U.S. Marshals conduct Blitzkrieg compliance checks on remote Missouri farm

Read Part I     Part II

PART III: Going forward

By Erik . . . That which does not kill you will only makes you stronger, and there are lessons to be gleaned from every experience, even the most negative. In that vein and to that purpose, here are my key takeaways:

  • The intensification of sweeps here in Missouri are here to stay and pose an ever-increasing threat to registrants;
  • The Marshals are promulgating false and populist disinformation, both to their own personnel and to local law enforcement;
  • The operational-level law enforcement officers passionately believe the disinformation and thus are inherently more aggressive and dangerous.

So, having gone full circle, I am back at the beginning and ask, first, has anyone else observed a significant increase in their state regarding these sweeps over the past two to three years?

As for the second question(s), let me quickly insert my own conjecture. While I never was a cop, I was in the Marines for 22 years and can guess as to how these task forces are created.  First, they are staffed with a request for volunteers.  This means that the ones wanting to be part of this have, almost assuredly, already formed negative opinions about persons on the registry, the danger they pose, and what is needed to keep them at bay. Any subsequent training will only act as confirmation bias.
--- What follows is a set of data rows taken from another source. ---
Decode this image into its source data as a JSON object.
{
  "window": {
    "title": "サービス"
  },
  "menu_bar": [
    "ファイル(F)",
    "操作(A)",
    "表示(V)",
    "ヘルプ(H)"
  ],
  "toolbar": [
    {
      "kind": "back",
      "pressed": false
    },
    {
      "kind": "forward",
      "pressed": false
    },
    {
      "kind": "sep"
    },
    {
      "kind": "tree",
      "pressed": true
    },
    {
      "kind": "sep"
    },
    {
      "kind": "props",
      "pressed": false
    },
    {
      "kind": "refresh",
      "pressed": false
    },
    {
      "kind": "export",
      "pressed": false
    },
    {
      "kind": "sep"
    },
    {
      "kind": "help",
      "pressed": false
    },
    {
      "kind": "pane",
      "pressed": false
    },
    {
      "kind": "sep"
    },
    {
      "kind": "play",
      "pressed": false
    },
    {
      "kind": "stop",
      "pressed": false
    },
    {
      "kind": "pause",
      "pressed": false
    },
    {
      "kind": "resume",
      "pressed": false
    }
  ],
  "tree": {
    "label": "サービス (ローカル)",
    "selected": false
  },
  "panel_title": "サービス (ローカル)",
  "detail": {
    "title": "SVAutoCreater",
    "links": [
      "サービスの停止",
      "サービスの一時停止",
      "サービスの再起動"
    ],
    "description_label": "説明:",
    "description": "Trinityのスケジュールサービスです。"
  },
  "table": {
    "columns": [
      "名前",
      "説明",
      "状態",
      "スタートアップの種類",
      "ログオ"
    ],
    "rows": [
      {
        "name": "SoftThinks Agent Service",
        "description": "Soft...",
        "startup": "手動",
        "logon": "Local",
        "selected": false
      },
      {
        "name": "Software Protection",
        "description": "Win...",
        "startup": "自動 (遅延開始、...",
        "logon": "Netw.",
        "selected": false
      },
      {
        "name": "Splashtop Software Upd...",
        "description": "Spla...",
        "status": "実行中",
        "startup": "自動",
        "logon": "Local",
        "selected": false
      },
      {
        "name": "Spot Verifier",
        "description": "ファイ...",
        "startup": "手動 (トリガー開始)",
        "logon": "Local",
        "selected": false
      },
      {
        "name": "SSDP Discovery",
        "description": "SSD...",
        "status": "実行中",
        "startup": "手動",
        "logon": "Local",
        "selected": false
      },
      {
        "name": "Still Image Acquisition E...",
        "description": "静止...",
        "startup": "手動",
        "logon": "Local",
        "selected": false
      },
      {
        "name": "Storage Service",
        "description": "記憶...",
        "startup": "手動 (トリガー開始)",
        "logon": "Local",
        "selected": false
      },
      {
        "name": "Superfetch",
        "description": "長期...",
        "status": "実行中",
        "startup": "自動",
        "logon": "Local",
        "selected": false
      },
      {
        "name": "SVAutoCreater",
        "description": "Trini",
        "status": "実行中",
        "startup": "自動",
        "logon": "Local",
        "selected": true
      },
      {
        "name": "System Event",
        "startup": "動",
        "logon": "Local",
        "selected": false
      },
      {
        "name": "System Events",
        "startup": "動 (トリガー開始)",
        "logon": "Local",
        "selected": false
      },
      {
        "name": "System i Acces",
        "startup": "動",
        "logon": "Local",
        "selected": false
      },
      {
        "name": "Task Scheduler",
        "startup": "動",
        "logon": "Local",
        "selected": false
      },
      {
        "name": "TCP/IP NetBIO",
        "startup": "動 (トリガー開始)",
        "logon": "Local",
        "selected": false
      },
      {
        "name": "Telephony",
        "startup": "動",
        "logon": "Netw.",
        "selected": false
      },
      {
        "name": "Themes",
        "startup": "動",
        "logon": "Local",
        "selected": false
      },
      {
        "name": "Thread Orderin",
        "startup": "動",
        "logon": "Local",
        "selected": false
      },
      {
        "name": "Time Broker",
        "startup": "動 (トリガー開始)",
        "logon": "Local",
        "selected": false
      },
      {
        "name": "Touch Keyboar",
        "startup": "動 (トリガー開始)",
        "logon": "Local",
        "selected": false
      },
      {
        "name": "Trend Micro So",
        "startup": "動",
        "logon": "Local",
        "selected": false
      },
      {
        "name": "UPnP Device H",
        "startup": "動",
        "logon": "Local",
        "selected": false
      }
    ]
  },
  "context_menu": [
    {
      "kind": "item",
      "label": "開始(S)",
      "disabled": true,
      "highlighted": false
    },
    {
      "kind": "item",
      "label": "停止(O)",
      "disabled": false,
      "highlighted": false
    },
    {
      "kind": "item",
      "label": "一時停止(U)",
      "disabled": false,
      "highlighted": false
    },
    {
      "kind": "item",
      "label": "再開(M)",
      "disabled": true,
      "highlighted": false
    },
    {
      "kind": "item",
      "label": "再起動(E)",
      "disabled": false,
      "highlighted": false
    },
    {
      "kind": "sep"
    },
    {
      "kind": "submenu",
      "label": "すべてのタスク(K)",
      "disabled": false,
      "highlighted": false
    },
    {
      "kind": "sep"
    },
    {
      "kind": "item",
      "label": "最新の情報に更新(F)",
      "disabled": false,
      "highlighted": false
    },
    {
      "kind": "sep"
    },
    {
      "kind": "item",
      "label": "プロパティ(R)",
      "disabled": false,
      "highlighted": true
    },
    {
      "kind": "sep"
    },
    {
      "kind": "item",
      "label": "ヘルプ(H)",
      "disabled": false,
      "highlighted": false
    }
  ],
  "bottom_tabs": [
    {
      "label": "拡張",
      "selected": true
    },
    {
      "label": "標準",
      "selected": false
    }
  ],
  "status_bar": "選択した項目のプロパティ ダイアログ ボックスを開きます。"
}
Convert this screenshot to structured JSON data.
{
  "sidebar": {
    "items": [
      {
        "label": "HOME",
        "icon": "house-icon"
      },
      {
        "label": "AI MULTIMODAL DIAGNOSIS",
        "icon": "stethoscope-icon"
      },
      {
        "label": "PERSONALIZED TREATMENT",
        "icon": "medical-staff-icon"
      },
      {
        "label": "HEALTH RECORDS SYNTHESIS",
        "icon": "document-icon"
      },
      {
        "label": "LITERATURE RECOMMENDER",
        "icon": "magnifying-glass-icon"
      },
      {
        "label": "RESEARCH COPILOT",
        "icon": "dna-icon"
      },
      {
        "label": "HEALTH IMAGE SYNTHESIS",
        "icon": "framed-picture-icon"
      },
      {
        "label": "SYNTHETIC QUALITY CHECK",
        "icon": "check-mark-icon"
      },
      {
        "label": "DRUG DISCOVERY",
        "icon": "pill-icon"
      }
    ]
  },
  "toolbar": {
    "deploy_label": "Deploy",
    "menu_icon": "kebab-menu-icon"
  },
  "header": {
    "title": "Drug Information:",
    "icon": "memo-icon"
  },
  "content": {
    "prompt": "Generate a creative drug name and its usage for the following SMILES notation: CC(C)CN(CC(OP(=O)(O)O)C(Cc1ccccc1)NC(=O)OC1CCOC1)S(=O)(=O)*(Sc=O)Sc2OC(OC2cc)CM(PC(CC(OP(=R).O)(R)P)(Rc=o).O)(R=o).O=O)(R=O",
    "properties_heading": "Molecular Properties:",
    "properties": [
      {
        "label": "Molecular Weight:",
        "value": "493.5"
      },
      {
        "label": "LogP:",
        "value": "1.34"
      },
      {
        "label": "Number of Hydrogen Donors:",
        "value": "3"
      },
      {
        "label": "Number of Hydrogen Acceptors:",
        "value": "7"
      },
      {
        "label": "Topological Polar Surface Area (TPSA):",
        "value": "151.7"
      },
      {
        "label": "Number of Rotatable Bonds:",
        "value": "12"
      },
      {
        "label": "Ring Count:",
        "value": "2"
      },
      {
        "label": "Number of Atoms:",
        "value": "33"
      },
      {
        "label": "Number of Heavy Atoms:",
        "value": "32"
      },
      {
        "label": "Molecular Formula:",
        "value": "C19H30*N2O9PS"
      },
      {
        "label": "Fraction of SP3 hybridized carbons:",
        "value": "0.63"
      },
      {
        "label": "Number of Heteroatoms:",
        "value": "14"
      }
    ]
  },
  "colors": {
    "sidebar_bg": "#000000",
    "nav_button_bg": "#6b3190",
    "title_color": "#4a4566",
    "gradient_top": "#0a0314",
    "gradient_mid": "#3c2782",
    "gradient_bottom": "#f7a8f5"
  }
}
Next will be the training.  This should not be confused with technical or corporate training.  This “training” will be done in one day and completed using three or four haphazard PowerPoint presentations along with a data sheet.  There might even be a short quiz at the end.

Lastly, there will be a cool name, like “Operation Chomonator,” or something equally obtuse, that is supposed to capture the public’s imagination, convey the noble purpose of the unit, and will sound good in sound-bites.

Now they are ready to go out and save America by thumping rapists and child molesters.

My second question is this: Does anyone have any insight as to what the Marshal’s source documents are or how they are presenting their training?

In the hopes that the broad reach of NARSOL will find someone who can answer “yes,” I suppose the more important follow up question is: Can we influence this data to reflect facts?

It would also be interesting to know whether the practice of no one wearing their bodycams, no one wearing their name tapes, no one identifying themselves on the team and so forth, are all part of the overall strategy, or if this is left to the individual teams’ discretion?  Perhaps more importantly, are the team members instructed that basic Miranda-style rights are not applicable to sex offenders?  So, instead of advising those not on supervision that they have the right to remain silent and not answer questions, are they instead trained to threaten them with arrest and incarceration if they do not answer all questions to satisfaction?  There is much to be accounted for, and I’m guessing most can be answered by looking at a couple of PowerPoint training presentations.

In conclusion, Missouri has 114 counties and many hundreds more townships, city police agencies, and metropolitan police departments with precincts.  Thus, without hyperbole, the U.S. Marshals have the ability to shape and influence thousands of Missouri officers each year.  It is the U.S. Marshals that are considered to be be the unquestioned authorities for all things “sex offender.”  Assuming these are nationwide programs, then that number will easily broach thousands of units and tens of thousands of specially designated law enforcement officers who will receive this “training.”

I sought the advice of two close friends before making this piece public. The first reminded me that “Statistics don’t lie; statisticians lie,” and then pointed me to an article where even solid facts by the Bureau of Justice Statistics (BJS) can be manipulated by cherry picking and stovepipe analysis.  I’ve read it before, but if you’re unfamiliar, this is very informative.

My other buddy, referring to me talking to low-level law enforcement, reminded me, “When you go down to wrestle with a pig, all you’ll do is get muddy, and the pig ain’t gonna learn shit.”